Submitted to: Geoderma
Publication Type: Peer Reviewed Journal
Publication Acceptance Date: 10/7/1997
Publication Date: N/A
Citation: N/A

Interpretive Summary: The techniques of precision agriculture allow farmers to manage separate areas of land with different properties within a field. To do this they sample the soil in a grid to determine its properties. However, they really need to know soil properties in locations between the points they can afford to sample. The techniques used to estimate these intermediate points all introduce uncertainty. To determine how much uncertainty, we generated a detailed soil map for an imaginary field. Then we sampled our field using a 50x50m and a 100x100m grid, corresponding to typical research and commercial soil sampling densities respectively. We used two new techniques called genetic algorithms and stochastic imaging to generate many equally probable maps of soil properties for the field based on these samples. A soybean crop model GLYCIM was used to simulate crop yields for three years of weather data. We compared the calculated yields for each map with the yields for our original detailed map, and calculated the errors as the difference between them. Results showed that the errors in yield estimates were affected by weather pattern, and that neither the commercial nor the research sampling densities were high enough to adequately characterize the soil in the field. Although this was a purely theoretical exercise, it shows the type and magnitude of errors that will be encountered in real fields. It could also be used with real field data to assess the efficiency of a proposed sampling density. However, our results show that farmers cannot afford to sample soil densely enough to characterize it, so we must find other ways of estimating soil properties.

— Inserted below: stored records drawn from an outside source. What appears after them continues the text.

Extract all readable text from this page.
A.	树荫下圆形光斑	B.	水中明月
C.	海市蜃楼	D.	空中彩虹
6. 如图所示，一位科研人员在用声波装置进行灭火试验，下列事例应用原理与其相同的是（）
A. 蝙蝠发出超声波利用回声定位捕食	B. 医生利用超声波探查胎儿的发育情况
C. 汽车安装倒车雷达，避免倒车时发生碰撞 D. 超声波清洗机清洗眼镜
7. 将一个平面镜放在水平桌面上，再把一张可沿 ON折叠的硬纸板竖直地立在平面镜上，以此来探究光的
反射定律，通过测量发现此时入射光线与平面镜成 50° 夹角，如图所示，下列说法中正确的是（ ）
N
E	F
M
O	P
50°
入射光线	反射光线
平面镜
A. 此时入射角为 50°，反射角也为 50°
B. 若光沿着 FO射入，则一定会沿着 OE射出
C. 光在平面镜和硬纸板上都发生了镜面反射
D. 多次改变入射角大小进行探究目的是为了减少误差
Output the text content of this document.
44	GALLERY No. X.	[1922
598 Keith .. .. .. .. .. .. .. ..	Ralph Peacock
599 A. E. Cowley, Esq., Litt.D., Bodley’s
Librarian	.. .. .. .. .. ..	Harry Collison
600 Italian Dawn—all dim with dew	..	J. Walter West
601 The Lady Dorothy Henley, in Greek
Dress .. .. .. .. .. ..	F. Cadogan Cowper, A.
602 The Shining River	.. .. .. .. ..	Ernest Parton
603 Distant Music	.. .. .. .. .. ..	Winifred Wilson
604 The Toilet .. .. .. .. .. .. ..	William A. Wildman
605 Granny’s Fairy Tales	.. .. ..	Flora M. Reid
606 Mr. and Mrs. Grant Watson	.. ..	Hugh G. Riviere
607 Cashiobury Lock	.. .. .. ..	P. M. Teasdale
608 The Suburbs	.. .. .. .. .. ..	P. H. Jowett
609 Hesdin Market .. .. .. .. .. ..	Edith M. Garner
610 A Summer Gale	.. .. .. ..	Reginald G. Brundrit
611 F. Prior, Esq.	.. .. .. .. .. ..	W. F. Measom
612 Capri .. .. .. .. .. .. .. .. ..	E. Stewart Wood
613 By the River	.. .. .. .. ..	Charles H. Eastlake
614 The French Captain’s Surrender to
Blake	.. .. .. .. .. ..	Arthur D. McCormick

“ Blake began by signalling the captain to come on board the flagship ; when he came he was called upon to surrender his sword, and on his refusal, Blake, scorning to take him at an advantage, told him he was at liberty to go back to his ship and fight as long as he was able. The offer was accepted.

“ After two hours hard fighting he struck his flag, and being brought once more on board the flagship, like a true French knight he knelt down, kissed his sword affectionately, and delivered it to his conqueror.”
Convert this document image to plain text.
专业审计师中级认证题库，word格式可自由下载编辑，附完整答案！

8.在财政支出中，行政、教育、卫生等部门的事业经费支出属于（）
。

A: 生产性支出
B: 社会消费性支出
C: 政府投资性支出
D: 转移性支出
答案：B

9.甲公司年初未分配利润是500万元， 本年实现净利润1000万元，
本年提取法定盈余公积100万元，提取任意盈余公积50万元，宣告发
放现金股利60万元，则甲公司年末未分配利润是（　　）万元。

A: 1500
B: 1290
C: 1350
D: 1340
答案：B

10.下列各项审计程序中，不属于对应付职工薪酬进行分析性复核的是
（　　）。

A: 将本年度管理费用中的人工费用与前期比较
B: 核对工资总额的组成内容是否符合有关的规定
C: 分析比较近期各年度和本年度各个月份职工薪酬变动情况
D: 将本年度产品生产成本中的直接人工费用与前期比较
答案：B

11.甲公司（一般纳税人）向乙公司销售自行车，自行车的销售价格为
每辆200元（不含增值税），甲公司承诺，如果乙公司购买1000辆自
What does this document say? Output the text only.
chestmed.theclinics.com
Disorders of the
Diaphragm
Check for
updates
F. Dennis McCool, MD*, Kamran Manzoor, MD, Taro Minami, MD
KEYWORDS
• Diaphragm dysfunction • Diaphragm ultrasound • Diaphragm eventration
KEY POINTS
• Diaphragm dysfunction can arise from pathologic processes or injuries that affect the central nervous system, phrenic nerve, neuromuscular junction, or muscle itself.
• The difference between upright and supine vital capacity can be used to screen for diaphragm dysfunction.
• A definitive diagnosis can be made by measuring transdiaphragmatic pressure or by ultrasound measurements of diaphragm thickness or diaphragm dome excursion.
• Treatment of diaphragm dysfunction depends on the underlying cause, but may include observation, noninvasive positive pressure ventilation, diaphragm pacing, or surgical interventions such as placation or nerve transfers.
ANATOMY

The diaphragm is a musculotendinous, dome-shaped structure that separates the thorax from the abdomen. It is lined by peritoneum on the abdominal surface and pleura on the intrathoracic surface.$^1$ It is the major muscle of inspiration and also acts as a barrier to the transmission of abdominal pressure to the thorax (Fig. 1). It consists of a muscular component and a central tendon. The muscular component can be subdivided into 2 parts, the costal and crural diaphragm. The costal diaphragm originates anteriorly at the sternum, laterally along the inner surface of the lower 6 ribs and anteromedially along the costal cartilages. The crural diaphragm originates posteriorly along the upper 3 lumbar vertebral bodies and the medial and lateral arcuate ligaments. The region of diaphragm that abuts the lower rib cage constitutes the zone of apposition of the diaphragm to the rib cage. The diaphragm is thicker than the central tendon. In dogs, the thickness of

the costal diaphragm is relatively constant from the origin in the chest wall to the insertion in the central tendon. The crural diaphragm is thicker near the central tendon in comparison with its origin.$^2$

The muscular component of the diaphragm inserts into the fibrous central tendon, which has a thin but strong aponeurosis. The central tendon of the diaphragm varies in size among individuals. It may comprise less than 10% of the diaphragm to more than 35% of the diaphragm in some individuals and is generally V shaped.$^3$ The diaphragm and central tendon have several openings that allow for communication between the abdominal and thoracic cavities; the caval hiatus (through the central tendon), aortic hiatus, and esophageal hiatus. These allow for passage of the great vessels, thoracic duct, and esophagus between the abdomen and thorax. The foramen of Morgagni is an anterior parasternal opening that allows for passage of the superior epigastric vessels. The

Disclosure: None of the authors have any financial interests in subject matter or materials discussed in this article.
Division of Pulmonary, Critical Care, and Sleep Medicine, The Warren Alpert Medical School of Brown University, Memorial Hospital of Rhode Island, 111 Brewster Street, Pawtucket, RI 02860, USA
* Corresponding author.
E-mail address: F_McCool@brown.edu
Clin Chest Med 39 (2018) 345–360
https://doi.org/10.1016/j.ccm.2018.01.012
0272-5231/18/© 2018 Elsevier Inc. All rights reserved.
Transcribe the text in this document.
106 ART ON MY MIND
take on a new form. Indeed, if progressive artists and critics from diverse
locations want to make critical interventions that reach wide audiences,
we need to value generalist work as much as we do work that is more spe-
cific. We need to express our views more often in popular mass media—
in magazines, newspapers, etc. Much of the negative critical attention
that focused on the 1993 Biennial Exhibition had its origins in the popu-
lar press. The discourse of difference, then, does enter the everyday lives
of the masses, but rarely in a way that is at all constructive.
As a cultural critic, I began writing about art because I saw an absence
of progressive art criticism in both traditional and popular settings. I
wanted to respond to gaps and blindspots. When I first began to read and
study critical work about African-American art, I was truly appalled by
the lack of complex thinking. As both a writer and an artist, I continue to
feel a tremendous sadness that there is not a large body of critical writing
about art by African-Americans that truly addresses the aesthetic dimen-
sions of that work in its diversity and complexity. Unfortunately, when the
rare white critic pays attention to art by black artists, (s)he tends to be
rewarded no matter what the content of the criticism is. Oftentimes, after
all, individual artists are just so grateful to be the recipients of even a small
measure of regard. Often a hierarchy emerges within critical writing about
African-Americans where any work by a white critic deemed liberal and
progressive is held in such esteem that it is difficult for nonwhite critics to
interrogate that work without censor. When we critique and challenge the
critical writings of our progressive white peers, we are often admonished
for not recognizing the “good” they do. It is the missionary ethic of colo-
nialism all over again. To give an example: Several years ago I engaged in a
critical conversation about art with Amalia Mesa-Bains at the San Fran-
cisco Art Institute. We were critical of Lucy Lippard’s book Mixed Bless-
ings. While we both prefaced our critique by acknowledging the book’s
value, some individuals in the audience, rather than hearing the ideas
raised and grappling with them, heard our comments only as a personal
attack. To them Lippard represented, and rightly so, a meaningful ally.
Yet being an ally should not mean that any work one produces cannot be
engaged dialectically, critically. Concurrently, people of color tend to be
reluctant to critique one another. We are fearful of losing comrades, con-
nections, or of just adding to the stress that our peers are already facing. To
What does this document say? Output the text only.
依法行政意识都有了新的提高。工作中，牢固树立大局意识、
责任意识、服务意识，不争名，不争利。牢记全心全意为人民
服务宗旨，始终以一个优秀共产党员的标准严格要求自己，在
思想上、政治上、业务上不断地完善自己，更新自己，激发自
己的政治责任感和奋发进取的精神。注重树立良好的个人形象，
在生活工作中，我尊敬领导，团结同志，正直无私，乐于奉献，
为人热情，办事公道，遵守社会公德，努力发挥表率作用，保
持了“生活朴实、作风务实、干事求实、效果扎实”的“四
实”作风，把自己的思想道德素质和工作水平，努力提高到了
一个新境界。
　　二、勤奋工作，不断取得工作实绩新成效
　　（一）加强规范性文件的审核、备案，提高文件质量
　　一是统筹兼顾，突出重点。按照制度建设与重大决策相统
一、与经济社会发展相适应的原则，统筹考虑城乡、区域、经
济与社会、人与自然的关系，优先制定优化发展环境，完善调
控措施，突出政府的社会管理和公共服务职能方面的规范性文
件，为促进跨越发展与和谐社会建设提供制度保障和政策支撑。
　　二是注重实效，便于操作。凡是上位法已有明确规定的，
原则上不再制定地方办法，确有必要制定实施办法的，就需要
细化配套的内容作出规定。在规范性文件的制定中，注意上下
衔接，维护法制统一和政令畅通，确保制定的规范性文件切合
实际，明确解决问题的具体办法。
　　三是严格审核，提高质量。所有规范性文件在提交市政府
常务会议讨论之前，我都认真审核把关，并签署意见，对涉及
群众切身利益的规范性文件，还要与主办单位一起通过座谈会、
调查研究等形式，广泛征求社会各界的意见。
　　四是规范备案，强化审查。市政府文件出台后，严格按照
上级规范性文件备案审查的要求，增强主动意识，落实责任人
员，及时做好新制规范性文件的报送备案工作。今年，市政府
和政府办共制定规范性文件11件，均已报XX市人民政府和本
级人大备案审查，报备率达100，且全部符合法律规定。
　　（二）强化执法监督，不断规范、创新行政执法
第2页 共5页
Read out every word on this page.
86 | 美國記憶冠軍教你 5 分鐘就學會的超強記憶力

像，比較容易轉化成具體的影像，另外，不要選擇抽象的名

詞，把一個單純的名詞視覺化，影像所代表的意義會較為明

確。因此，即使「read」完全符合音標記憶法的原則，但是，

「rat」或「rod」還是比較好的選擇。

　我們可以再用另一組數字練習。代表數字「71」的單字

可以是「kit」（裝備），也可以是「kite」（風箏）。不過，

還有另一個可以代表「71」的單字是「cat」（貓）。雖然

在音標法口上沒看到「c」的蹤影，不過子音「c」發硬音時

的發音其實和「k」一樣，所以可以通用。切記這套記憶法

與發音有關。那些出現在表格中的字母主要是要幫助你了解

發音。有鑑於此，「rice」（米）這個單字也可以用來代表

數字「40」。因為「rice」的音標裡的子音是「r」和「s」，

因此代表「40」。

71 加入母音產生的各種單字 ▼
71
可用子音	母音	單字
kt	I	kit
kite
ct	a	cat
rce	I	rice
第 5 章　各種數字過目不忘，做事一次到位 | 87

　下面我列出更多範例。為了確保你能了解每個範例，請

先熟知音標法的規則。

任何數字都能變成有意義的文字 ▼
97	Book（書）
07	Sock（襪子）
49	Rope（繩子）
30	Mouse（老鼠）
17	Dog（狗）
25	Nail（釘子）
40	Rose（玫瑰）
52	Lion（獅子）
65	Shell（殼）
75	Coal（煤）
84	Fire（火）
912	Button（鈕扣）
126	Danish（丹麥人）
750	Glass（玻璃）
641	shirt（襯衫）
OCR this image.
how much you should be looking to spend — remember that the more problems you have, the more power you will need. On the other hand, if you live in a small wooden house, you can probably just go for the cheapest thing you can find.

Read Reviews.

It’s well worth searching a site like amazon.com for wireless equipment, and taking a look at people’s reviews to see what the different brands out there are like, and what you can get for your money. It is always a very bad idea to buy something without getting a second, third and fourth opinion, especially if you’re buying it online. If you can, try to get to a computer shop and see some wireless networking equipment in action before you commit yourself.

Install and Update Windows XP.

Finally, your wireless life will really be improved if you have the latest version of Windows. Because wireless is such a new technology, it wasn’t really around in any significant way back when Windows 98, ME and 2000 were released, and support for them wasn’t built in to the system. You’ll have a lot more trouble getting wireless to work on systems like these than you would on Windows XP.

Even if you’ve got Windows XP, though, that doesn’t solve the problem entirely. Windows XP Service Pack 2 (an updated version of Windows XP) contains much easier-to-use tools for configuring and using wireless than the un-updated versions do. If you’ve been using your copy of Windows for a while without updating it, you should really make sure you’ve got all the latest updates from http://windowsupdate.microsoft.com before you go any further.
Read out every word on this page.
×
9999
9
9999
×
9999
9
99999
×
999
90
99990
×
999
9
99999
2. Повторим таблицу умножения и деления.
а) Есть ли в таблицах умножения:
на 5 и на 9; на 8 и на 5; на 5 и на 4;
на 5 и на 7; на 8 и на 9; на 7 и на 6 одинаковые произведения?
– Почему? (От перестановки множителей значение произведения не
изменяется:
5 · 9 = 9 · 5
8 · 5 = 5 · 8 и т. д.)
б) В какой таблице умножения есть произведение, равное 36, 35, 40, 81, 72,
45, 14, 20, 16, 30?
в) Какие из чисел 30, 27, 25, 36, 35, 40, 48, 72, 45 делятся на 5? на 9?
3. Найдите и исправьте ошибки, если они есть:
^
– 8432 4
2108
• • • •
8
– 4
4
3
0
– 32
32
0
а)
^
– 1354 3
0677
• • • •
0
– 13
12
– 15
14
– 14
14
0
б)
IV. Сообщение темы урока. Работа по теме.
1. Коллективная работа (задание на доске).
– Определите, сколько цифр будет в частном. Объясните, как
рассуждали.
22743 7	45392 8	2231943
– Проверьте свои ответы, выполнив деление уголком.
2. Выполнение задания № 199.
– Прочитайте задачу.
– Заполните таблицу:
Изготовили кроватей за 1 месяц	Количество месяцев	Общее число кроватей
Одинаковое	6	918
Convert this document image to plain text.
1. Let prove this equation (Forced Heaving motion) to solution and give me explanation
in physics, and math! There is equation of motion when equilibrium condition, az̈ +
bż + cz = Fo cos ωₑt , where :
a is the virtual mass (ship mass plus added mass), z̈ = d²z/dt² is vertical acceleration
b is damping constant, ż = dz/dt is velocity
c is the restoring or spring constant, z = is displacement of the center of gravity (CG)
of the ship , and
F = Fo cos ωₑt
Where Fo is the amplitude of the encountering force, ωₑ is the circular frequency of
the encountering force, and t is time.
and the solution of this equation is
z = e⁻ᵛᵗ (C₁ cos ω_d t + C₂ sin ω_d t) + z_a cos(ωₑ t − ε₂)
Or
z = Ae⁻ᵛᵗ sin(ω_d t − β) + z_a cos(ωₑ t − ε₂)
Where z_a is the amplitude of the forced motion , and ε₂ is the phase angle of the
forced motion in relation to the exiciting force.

Technical Abstract: Site specific agriculture requires estimates of soil properties in locations other than the sampling points. Techniques are needed to assess the uncertainty of these estimates. Such uncertainty assessments can be based on stochastic imaging of soil parameters: a technique that consists of generating many equiprobable maps of the parameters for the same site. The objective of this study was to use stochastic imaging of the available soil water capacity (AWC) and a soybean crop model GLYCIM to simulate variability and uncertainty in crop yield estimates as related to soil sampling density and weather patterns. First, we generated an AWC data set on a 25x25m (fine) grid, simulated yields at the fine grid nodes, and considered the results as the "true" yield values. Then we sampled the fine grid using sparse grids of 50x50m and 100x100m corresponding to typical research and commercial soil sampling densities respectively. We carried out stochastic imaging of AWC using genetic algorithms, simulated yields for each image, and calculated the errors in yield estimates as the difference between the "true" yields and yields from the images. The probability distributions of the errors were used to quantify the uncertainty. The simulations were repeated for three different weather patterns. Results showed that the distributions of errors in yield estimates were affected by weather pattern, and the temporal variability in yield error estimates could not be overridden by improvements in spatial variability estimates at the sparse sampling densities that we considered. Stochastic imaging of soil properties enables us to assess the efficiency of a sampling density to be used over several years.